Лавкрафт: против человечества, против прогресса

Лавкрафт: против человечества, против прогресса


Говард Филлипс Лавкрафт не был теоретиком. Как хорошо заметил Жак Бержье, введя материализм в самое сердце ужасов и чудесного, он породил новый жанр. Больше не стоит вопроса верить или не верить, как в рассказах о вампирах и оборотнях; нет другого возможного объяснения, нет лазейки. Никакая фантастика не оказывается менее психологической, менее оспоримой.

«Нам нужно эффективное противоядие от реализма всех видов.»

Безусловная ненависть к миру вообще, отягощенная особой неприязнью к современному миру — вот как в упрощенном виде представляется подход Лавкрафта. Многие писатели посвящали свое творчество уточнению мотивов этого правомерного неприятия, но только не Лавкрафт. Для него ненависть к жизни существует до всякой литературы. К этому он не вернется. Отвержение реализма во всех его проявлениях составляет предварительное условие вхождения в его вселенную.

Парадоксальным образом личность Лавкрафта чарует отчасти потому, что его система ценностей полностью противоположна нашей. До глубины души расист, откровенный реакционер, он восхваляет пуританские запреты и, что весьма очевидно, считает отвратительными «прямые эротические проявления». Решительный противник коммерции, он презирает деньги, считает демократию вздором и прогресс — иллюзией. Слово «свобода», столь дорогое американцам, заставляет его лишь невесело усмехаться. Всю свою жизнь он будет хранить тот типично аристократический презрительный подход к человечеству вообще, соединенный с исключительной добротой к отдельному человеку.

Лавкрафт, чужаки и литература

Первая встреча Лавкрафта с Нью-Йорком отмечена изумлением; отголоски чего мы находим в новелле во многом автобиографичной — «Он», написанной в 1925 году:

«Приехав в этот город, я увидел его в сумерках, с высоты моста, величественно встающим над водами. Невероятные его пики и пирамиды возвышались в ночи, как цветы. Подкрашенный лиловой дымкой, город тонко перекликался с пылающими облаками и первыми вечерними звездами. Потом он осветился, одно окно за другим. И широкий обзор мерцающих волн, где скользили раскачивающиеся фонари и сигнальные рожки издавали странные благозвучия, напоминал звездную твердь, фантастическую, омываемую волшебной музыкой».

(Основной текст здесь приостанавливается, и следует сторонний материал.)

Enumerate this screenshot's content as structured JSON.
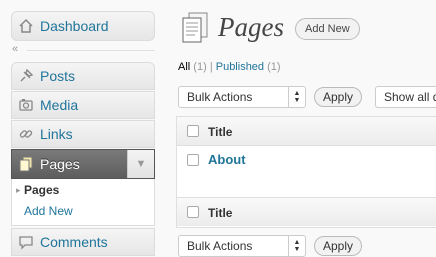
{
  "sidebar": {
    "dashboard": "Dashboard",
    "posts": "Posts",
    "media": "Media",
    "links": "Links",
    "pages": "Pages",
    "submenu": {
      "pages": "Pages",
      "add_new": "Add New"
    },
    "comments": "Comments"
  },
  "main": {
    "title": "Pages",
    "add_new": "Add New",
    "filters": {
      "all_label": "All",
      "all_count": "(1)",
      "separator": "|",
      "published_label": "Published",
      "published_count": "(1)"
    },
    "bulk_actions": "Bulk Actions",
    "apply": "Apply",
    "show_all_dates": "Show all d",
    "table": {
      "header": "Title",
      "footer": "Title",
      "rows": [
        {
          "title": "About"
        }
      ]
    }
  },
  "colors": {
    "link": "#21759b",
    "current_menu": "#6d6d6d"
  }
}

Его подход к окружающей среде начинает меняться к худшему. Нужно быть бедным, чтобы хорошо понимать Нью-Йорк. И Лавкрафт обнаружит изнанку декораций. За первым описанием этого города в новелле «Он» последуют такие:

«Но мои ожидания были вскоре обмануты. Там, где луна давала мне иллюзию красоты и очарования, дневной неприкрытый свет обнаруживал лишь одну только грязь, странный вид и нездоровое разрастание камня, распростирающегося вширь и ввысь. В эти улицы, напоминающие каналы, изливалось его многолюдье. Это были чужаки, приземистые и смоленные ветром, с задубелыми лицами и узкими глазами, чужаки лукавые, без мечтаний и закрытые для всего, что их окружало. У них не было ничего общего с голубоглазым человеком, принадлежащим древнему роду колонистов, который в глубине сердца хранил любовь к зеленеющим пажитям и белым колокольницам городков Новой Англии».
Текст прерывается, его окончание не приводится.